A majority of party delegates cast ballots for Brian Patterson at a weekend convention in Etobicoke, where members from across Ontario celebrated the PC victory in the wake of more recent sex scandals and controversial cuts in the government’s fall economic statement.
Patterson has worked with every leader dating to former premier Bill Davis in the early 1980s, played key roles in the governments of Mike Harris and Ernie Eves, then helped rebuild the party after its 2003 drubbing by Dalton McGuinty’s Liberals.
“I look forward to working with each of you to keep our party strong and ready to win again in 2022!” Ford said on Twitter, congratulating Patterson and the new party executive.
Patterson, who avoids the limelight and was elected to a two-year volunteer term, could not be reached for comment. His opponent was Jim Karahalios, a lawyer and husband of backbench Cambridge MPP Belinda Karahalios.
Instrumental in exposing problems in Tory candidate nomination votes under Brown and in fighting the former leader’s promise of a carbon tax, Karahalios campaigned on bringing “a higher standard of integrity” to the party.
The convention, which attracted more than 1,000 delegates to the Toronto Congress Centre, was rife with federal overtones as Conservatives took aim at Prime Minister Justin Trudeau’s carbon pricing plan to fight climate change.
With a national election looming next fall, guest speaker federal Conservative Leader Andrew Scheer charged that the prime minister is treating card-riving commuters as the “enemy” while Ford told loyalists “I will not sit by and let Justin Trudeau make life more expensive for Ontario seniors and families.”

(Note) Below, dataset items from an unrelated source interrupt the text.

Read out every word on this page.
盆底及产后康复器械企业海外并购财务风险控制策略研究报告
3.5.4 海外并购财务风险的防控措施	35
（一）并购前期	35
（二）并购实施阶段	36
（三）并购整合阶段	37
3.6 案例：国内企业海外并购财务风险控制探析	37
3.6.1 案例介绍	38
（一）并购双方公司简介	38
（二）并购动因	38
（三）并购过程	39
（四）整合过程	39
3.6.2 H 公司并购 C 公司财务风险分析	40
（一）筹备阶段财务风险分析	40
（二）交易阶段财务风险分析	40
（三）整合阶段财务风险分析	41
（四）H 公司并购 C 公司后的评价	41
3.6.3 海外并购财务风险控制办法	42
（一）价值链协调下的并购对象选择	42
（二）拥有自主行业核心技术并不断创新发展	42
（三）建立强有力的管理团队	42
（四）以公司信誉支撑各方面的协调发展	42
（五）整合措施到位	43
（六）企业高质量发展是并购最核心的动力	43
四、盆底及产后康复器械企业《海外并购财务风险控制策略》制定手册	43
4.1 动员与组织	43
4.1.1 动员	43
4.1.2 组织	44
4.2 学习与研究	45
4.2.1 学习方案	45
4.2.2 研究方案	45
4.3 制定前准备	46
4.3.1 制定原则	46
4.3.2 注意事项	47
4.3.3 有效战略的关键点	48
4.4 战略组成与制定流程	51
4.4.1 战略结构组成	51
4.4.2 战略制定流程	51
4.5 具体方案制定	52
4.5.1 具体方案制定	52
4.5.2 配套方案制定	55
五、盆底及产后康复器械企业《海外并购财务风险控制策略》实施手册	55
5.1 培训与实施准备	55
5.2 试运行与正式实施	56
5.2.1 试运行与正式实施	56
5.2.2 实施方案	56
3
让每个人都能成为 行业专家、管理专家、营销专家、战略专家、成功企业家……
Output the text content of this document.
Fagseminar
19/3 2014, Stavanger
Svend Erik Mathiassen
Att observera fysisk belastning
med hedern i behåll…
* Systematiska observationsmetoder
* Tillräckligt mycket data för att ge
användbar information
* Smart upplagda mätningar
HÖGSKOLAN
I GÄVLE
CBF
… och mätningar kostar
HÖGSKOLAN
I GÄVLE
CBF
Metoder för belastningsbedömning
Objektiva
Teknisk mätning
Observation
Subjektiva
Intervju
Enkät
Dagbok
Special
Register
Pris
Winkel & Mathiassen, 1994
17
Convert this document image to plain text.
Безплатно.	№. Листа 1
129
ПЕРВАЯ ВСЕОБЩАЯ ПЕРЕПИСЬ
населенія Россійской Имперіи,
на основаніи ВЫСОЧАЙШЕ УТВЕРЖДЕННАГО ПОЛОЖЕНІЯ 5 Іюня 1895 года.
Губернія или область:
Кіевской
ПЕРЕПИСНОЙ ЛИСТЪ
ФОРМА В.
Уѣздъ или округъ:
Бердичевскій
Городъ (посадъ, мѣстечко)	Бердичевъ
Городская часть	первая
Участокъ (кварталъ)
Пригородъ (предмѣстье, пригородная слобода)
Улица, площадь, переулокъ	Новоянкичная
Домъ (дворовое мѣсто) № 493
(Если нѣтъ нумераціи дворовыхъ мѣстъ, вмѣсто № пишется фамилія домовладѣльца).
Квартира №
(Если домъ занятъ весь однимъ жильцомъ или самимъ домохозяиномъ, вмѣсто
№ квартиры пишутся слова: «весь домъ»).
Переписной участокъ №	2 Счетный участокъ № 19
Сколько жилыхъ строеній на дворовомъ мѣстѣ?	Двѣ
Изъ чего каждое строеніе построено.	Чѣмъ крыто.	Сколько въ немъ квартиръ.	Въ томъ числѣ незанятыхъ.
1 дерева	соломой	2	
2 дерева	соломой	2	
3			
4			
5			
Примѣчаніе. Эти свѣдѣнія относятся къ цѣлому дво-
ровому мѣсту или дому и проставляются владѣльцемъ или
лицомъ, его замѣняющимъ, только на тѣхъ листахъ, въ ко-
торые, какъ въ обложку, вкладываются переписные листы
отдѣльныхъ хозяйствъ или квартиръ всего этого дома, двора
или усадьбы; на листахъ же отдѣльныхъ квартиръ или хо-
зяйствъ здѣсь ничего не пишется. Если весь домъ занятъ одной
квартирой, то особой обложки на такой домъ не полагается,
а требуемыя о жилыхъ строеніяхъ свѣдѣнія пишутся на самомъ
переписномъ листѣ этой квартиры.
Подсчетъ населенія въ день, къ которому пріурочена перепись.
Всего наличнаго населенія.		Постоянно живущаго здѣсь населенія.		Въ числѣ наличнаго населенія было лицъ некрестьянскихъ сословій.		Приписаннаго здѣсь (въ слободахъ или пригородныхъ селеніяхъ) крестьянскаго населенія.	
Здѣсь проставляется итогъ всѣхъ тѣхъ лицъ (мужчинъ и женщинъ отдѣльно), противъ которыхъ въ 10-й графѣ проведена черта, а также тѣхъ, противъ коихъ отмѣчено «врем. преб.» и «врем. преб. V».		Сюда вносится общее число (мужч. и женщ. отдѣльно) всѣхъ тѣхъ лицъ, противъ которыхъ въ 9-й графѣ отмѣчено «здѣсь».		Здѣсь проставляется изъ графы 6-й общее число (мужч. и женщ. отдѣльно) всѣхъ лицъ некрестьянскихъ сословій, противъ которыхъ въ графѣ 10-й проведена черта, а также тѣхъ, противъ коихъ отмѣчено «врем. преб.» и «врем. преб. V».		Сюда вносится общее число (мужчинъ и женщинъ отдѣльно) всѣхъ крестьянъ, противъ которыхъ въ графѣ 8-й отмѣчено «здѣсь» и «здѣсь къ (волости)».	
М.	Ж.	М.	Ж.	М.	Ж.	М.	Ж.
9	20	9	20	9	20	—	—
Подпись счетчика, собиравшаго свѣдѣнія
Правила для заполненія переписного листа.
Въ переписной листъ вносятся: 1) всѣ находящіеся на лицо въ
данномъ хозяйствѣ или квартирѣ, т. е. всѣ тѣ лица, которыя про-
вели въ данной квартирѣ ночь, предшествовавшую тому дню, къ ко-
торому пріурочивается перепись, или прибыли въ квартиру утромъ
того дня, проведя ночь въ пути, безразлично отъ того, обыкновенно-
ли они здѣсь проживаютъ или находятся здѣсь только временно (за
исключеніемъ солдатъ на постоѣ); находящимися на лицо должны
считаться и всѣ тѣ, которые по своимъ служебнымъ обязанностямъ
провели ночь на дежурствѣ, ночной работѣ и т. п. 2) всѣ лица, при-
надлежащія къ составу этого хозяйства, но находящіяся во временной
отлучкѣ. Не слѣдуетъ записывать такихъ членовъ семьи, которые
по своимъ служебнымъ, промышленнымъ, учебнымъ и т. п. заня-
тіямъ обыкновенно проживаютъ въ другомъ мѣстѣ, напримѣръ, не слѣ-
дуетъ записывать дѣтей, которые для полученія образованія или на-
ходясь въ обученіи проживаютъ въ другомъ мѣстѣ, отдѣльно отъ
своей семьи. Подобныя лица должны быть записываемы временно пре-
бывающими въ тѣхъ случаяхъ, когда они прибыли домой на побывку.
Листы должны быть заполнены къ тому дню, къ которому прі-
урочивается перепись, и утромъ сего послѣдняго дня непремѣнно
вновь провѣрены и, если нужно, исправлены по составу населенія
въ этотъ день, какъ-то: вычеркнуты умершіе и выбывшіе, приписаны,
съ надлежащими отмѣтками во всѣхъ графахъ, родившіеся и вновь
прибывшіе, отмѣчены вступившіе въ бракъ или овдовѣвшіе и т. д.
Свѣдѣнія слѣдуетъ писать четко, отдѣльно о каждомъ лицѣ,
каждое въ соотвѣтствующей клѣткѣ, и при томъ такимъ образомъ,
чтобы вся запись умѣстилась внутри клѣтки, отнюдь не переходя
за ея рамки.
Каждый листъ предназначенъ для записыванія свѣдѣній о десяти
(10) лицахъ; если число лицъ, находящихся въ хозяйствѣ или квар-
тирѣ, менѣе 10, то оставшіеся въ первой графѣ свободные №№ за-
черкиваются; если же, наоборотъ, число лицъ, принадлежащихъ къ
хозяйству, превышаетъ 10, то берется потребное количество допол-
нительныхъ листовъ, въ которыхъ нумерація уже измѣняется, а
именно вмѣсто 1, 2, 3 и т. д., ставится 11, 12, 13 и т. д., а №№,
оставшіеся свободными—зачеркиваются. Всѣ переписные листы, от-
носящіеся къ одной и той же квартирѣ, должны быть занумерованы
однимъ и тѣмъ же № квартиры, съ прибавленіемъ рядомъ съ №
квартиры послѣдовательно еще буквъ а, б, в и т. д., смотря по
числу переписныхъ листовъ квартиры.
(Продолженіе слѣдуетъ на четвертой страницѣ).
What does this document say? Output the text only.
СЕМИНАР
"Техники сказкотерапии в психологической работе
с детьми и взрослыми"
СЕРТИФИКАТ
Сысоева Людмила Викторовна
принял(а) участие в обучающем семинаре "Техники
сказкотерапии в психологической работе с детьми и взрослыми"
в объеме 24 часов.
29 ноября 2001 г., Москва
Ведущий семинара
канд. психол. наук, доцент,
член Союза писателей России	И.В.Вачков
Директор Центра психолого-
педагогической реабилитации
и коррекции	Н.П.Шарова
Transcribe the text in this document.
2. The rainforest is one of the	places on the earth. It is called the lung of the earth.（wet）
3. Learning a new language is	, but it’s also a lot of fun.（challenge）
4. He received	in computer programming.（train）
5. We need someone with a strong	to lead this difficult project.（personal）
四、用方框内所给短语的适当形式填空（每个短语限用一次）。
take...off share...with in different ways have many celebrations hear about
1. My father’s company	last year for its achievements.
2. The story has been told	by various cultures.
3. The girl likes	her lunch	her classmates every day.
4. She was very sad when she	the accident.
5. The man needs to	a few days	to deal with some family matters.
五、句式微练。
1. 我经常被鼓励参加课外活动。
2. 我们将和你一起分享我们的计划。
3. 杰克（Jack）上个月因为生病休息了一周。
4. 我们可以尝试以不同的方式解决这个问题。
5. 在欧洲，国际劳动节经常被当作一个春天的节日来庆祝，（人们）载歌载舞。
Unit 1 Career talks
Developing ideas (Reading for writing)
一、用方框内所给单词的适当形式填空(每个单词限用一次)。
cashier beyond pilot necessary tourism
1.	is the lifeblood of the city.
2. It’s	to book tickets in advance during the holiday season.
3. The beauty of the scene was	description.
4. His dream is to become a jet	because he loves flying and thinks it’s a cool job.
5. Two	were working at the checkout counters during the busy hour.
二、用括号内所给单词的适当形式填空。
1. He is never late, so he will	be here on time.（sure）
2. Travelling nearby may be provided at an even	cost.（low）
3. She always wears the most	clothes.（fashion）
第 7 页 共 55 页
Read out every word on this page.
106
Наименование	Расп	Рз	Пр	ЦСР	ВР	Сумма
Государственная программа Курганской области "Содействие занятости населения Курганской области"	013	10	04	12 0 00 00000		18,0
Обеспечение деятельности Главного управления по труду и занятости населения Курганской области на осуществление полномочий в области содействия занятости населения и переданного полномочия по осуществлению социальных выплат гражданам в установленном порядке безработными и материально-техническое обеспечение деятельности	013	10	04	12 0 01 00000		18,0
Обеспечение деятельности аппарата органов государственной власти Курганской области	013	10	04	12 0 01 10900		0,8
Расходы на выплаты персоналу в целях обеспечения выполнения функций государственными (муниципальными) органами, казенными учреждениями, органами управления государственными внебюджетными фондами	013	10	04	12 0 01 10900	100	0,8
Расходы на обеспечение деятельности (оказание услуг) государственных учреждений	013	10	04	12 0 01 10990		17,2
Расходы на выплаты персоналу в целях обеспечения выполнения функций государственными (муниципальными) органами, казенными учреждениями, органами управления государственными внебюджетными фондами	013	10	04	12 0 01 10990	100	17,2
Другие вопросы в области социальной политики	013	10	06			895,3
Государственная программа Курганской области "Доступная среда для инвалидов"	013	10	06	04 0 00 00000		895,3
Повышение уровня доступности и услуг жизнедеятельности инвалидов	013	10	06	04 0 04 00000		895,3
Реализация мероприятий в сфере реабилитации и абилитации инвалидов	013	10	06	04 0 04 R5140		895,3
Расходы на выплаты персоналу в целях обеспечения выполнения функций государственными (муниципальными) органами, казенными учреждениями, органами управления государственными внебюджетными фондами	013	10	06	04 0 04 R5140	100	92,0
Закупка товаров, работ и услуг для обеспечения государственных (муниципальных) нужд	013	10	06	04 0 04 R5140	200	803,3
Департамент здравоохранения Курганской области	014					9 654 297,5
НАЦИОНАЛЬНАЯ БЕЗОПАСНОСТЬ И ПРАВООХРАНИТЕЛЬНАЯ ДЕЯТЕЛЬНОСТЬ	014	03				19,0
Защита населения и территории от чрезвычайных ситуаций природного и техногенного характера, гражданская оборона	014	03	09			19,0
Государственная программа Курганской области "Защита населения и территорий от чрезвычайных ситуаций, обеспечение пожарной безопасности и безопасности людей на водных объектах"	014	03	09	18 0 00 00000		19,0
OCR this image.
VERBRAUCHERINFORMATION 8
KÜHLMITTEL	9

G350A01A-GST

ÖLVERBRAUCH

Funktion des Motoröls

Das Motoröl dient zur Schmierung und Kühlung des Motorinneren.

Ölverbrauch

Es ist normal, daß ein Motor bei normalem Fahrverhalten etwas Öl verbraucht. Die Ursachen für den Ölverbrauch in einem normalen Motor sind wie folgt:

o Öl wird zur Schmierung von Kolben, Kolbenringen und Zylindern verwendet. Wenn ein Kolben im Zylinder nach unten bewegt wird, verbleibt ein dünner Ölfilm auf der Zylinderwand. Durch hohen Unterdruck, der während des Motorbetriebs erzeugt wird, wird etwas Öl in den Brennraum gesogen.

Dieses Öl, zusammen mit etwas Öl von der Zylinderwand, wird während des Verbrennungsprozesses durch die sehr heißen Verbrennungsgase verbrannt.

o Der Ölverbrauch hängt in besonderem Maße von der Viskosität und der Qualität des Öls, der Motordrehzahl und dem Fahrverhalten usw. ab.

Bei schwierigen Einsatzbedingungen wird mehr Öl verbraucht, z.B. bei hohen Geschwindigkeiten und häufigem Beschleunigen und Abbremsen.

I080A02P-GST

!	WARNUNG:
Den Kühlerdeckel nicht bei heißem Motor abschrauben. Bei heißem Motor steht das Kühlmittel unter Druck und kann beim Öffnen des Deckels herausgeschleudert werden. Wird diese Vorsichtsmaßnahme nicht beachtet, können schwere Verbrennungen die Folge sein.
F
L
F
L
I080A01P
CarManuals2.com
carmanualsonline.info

Trudeau fired back on another front, taking aim at Ford’s moves to cut Ontario’s French-languages services commissioner and to scrap plans for a francophone university in the province, which the PCs backed in the June election campaign.
“I was deeply disappointed by the decision of the Ontario government to cut services and protections for the francophone minorities in Ontario,” said the prime minister, suggesting the issue will have ramifications beyond the province’s borders.
“The protection of official language minorities across our country, the protection of the French language across our country and francophone communities, is something that is extremely important to me and to my government.”
New Quebec Premier François Legault said he will raise the issue when he meets with Ford at Queen’s Park on Monday. The cuts have been widely criticized in Quebec — a crucial battleground for the Conservatives in next fall’s election — as an assault on minority language rights.